India, vende la figlia per 9.000 euro. Arrestata

Pubblicato il 25 Gennaio 2013 - 19:56| Aggiornato il 7 Maggio 2022

NEW DELHI – Arrestata per aver venduto la figlia per 450.000 rupie, equivalenti a meno di 9.000 euro. E’ successo in India, nello Stato settentrionale del Rajasthan.

Scrive la Bbc che la donna si è giustificata dicendo che aveva bisogno di quei soldi per pagare le tasse. Proprio la povertà rende questo caso non unico in India.

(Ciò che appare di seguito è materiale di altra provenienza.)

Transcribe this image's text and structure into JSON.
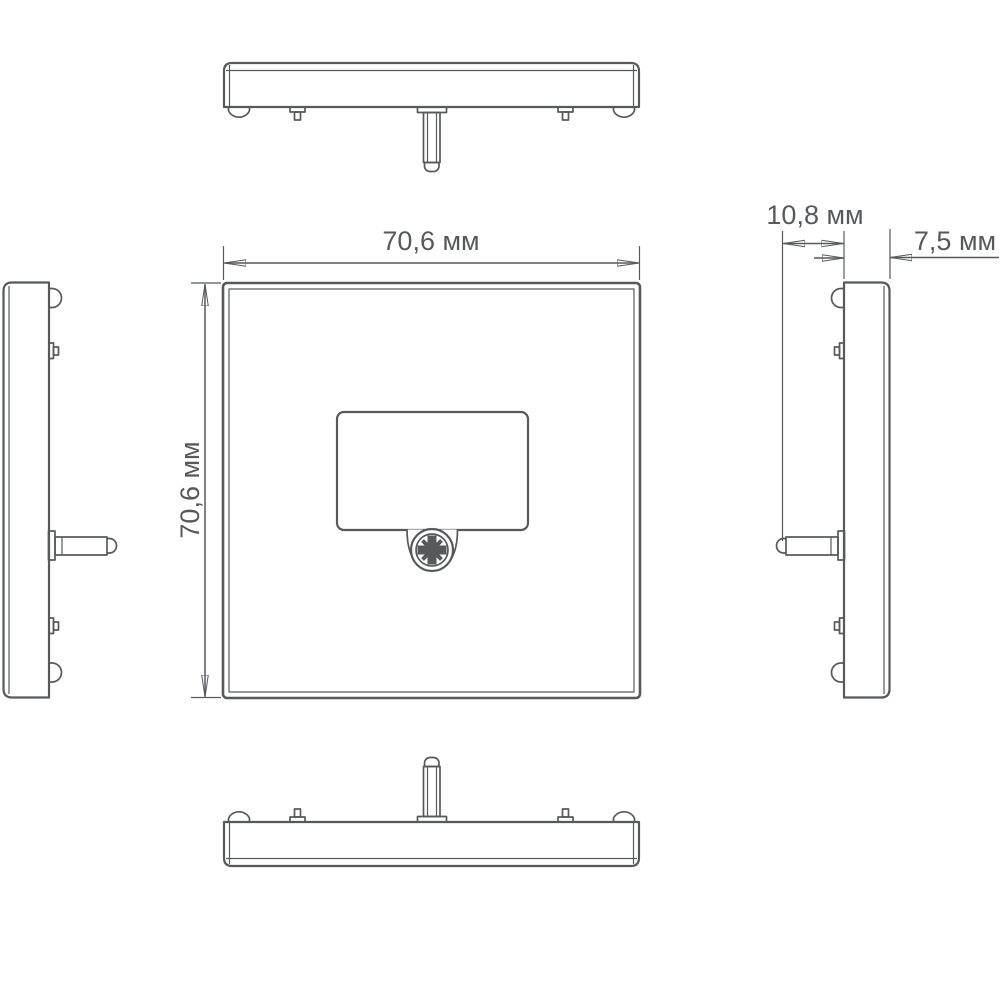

Sono molte le ragazze che finiscono nelle mani di trafficanti di esseri umani, vendute dagli stessi genitori per guadagnare qualche soldo.

Per la vendita di questa ragazza la polizia ha arrestato due persone, Tarachand Jat e Santra Devi. La ragazza era stata venduta alcuni mesi fa, ma la vicenda è venuta fuori solo adesso, dopo che la ragazza ha tentato di fuggire dalla coppia di aguzzini.

I due hanno tentato di inseguire la ragazza, ma lei è riuscita ad entrare in un ristorante e ha chiesto aiuto. Uno dei clienti ha chiamato la polizia.

Quando gli agenti sono arrivati la ragazza ha detto che i due avevano intenzione di venderla a qualcun altro a Mumbai. La polizia ha arrestato i due e la madre della ragazza.

La donna è stata anche multata dal consiglio del villaggio per aver “violato le tradizioni locali”: la ragazza, infatti, era già stata promessa in sposa ad un uomo. Questi aveva già pagato la dote quando la donna ha portato via la figlia per venderla.